Ajmer Singh Lakhowal, BKU president, looks at it differently. “There has been a slight increase in testing which is throwing up higher numbers. But more importantly, it is the result of laxity during the easing of the lockdown. People in urban areas forgot about physical distancing; they started participating in parties, weddings, etc. Well-off people in cities and towns just forgot about the norms to be followed during the pandemic. The disease spread from there. It has nothing to do with migrant labourers coming back. None of them has reported sick. It is the urban people who have acted in an irresponsible way.”

That may be true, but this time, the numbers are coming from places that had hitherto not reported any cases. How does one explain that, more so when there had been no arrival of travellers from abroad in recent weeks?

Lakhowal said: “It is simple. There is interaction between people. When a small town man comes to Ludhiana or Amritsar or when a big city man goes to check his fields in a small village, there is the risk of transmission. Having said that, it would be unfair to blame people from rural areas for the spread of the disease. They have observed all norms, physical distancing, wearing masks, and so on. Even when they come to mandi [market], they take these precautions. It is in the cities that such norms are flouted. In fact, in villages, people ensure that nobody goes to bed hungry. Langars, or community kitchens, are organised. And awareness programmes are held by local gurdwaras there. On the other hand, in cities everybody thinks of himself as a little prince.”

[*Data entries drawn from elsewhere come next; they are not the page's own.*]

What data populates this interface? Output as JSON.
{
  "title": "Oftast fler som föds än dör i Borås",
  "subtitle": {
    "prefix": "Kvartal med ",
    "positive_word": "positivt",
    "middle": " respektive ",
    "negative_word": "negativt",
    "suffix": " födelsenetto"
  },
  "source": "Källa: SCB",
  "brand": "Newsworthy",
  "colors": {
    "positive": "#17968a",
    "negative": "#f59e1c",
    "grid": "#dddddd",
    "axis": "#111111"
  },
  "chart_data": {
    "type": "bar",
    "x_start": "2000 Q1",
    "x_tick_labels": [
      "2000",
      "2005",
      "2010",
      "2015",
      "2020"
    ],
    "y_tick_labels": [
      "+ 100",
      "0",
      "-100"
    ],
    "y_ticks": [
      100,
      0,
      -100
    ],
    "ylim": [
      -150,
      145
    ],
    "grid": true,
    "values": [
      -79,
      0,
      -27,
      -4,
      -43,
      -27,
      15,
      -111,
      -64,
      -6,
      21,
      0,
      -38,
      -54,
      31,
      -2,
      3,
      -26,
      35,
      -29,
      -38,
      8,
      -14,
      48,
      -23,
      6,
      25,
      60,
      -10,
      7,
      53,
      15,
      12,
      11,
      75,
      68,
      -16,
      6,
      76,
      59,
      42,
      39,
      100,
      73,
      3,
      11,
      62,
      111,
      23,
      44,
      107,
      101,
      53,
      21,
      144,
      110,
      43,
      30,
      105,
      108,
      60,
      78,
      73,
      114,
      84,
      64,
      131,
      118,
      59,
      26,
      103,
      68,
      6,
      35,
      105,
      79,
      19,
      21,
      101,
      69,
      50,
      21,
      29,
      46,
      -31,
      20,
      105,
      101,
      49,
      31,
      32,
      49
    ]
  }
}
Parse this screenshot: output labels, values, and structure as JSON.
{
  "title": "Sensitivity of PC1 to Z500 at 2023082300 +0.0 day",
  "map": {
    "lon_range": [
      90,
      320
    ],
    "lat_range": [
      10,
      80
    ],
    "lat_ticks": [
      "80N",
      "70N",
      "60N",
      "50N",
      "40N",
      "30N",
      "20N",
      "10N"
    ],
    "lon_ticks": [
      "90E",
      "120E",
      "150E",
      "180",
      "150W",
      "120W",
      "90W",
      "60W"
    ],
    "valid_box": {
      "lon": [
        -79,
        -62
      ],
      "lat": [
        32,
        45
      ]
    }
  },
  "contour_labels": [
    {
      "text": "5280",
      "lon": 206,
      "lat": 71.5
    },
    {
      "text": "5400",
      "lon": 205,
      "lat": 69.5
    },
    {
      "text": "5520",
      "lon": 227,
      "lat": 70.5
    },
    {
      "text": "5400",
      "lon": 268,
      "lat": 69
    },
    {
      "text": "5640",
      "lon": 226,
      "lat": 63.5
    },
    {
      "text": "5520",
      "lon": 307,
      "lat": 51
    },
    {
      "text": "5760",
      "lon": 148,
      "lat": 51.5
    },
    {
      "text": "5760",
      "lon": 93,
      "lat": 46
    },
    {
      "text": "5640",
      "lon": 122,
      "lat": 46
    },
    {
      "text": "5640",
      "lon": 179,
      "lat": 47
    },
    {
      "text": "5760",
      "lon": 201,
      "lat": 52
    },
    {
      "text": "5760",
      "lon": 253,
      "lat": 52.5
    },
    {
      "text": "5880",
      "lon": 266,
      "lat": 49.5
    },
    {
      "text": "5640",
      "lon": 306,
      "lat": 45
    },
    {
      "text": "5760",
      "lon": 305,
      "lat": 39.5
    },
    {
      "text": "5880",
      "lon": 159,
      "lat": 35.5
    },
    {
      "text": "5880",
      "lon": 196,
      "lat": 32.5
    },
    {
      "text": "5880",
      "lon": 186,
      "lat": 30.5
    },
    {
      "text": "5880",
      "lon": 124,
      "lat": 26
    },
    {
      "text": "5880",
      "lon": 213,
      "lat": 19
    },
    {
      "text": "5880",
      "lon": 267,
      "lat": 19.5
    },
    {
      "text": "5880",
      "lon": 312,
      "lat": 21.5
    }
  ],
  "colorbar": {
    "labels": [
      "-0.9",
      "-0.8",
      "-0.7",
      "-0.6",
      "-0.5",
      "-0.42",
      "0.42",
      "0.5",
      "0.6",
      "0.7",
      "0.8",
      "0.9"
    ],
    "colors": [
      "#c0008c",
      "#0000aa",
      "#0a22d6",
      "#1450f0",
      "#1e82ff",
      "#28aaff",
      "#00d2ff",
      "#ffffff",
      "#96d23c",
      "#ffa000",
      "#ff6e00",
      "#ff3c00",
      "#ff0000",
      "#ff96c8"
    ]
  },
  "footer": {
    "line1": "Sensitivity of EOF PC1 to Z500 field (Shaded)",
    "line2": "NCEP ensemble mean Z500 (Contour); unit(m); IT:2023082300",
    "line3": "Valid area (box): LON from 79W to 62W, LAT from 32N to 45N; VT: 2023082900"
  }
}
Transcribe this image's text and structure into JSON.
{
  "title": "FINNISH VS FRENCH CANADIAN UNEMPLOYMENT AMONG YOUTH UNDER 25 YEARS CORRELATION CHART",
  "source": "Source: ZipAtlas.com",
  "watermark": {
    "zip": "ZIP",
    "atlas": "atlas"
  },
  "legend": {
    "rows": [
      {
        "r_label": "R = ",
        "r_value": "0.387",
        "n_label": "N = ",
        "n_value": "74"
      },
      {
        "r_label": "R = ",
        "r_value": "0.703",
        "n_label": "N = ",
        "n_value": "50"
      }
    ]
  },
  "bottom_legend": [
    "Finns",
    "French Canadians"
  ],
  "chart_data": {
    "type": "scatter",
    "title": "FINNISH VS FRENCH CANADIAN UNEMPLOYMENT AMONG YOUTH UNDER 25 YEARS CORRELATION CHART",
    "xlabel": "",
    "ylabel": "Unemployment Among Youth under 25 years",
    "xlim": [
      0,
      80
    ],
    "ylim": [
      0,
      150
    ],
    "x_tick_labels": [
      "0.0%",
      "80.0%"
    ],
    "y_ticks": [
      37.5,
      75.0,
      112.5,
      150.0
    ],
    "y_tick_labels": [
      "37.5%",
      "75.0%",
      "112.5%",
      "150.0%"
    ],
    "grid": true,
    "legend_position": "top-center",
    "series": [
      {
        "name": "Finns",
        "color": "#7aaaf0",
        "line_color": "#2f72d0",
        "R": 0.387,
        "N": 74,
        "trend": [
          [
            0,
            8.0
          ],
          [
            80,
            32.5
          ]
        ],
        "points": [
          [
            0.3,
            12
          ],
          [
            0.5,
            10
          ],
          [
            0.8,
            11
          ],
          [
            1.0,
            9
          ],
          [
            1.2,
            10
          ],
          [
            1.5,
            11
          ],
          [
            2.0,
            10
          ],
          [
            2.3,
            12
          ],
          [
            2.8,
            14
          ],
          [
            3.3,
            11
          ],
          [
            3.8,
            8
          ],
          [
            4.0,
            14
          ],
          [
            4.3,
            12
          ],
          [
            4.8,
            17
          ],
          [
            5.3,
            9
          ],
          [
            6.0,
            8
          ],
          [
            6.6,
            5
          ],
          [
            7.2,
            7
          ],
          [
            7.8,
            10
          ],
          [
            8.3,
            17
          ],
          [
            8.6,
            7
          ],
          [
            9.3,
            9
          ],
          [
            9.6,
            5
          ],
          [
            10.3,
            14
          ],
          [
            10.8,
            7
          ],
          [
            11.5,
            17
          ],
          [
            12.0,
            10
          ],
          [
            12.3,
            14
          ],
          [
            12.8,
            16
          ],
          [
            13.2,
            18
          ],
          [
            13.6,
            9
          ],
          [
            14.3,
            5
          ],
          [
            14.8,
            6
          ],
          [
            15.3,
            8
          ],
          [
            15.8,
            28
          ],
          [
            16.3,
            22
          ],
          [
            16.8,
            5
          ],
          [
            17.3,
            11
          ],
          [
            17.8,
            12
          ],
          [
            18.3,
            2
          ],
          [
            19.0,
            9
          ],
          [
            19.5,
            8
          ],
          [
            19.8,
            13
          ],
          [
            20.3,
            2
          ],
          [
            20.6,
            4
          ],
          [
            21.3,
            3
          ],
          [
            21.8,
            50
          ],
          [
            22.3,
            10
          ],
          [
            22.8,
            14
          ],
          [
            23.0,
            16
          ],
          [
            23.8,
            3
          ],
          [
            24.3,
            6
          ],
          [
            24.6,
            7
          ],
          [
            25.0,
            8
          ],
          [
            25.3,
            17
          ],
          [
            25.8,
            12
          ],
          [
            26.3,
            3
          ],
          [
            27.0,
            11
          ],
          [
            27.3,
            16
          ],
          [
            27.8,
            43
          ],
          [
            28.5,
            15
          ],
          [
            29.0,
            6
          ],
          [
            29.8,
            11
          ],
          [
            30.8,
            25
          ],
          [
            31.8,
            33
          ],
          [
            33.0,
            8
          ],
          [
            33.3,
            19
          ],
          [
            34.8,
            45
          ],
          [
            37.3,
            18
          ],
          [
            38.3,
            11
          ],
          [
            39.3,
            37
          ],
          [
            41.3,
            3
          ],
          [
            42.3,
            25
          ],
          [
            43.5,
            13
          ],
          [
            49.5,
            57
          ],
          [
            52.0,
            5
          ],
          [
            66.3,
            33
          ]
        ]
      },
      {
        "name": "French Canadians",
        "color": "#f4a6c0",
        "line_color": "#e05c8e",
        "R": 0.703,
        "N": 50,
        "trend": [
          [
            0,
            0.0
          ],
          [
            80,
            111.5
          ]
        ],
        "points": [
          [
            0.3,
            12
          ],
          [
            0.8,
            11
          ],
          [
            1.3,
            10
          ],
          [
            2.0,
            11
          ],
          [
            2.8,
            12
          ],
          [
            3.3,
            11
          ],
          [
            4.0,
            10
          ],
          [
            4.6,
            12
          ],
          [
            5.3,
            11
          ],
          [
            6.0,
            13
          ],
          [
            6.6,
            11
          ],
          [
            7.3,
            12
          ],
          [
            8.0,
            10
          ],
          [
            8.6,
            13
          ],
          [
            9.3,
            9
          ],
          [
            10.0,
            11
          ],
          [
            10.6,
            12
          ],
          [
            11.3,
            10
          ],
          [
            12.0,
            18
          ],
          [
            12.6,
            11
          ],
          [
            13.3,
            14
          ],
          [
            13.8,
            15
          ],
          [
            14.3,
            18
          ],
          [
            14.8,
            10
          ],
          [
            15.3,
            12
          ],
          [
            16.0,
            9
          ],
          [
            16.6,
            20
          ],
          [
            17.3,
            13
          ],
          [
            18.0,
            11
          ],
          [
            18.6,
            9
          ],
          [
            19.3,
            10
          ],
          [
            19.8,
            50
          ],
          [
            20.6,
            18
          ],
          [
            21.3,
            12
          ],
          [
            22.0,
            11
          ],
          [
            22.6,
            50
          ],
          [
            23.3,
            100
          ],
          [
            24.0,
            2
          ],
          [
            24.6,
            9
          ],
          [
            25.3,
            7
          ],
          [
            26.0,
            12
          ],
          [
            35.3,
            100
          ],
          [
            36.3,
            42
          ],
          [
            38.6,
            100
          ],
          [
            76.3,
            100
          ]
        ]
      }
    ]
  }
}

That could be one of the factors. Another is the lifting of most of the restrictions on week days. Punjab was among the first States to lift the curfew, allowing offices, shops and businesses to open from May 18. Most of the restrictions were reimposed on weekends to curtail family outings or people moving around without a sense of purpose. Cinemas, eateries, spas and gyms stayed shut. That, as it turned out, was not good enough. The latest data coming from Punjab show that the positivity rate has gone up significantly, and along with Odisha, Jharkhand and Chhattisgarh, Punjab is emerging as the new hotspot. Since mid June, the positivity rate, or total cases per hundred tests, has doubled in the State. The graph shows a steep climb from 0.8 cases per hundred tests in May to 2.15 cases per 100 tests between June 19 and July 2. While this is still below the national average, it shows a rise in the number of cases and the spread of the disease. Incidentally, Punjab’s testing rates are way ahead of the national average. The State does 10,257 tests per million people as opposed to the national average of 6,859.

Says Dr Rajesh Ghumman, who has been tackling COVID cases in and around Patiala, “We must remember that 71 per cent of the fresh cases continue to be from the districts of Ludhiana, Jalandhar and Sangrur, and that nine of the 11 containment zones are in these three districts. So, if there is a spread, it is a thin spread across other districts. While the new figures give us a reason for concern, they are not alarming yet. Which is a good sign. More so when you see the figures in relation to the numbers emerging from Maharashtra, Tamil Nadu, Gujarat or Karnataka. The infection may have spread to more districts now in Punjab, but the numbers from the new places are not high enough to cause alarm. That provides the medical personnel with the time and opportunity to ramp up the facilities in those areas. It is easier to do so if you have just half a dozen cases in a week from Fatehgarh Sahib or Mansa but much more difficult if you have scores of patients or new patients from the families already afflicted by COVID-19. Then the resources are stretched in trying to save lives in the present or providing facilities to those who might need them tomorrow. There are no easy choices.”

Time may yet be Punjab’s ally as it seeks to prevent a rapid increase in cases in hamlets with questionable infrastructure to tackle the crisis. Ghumman sums up the situation: “We have time, but it is constantly ticking. Whatever is to be done has to be done now.”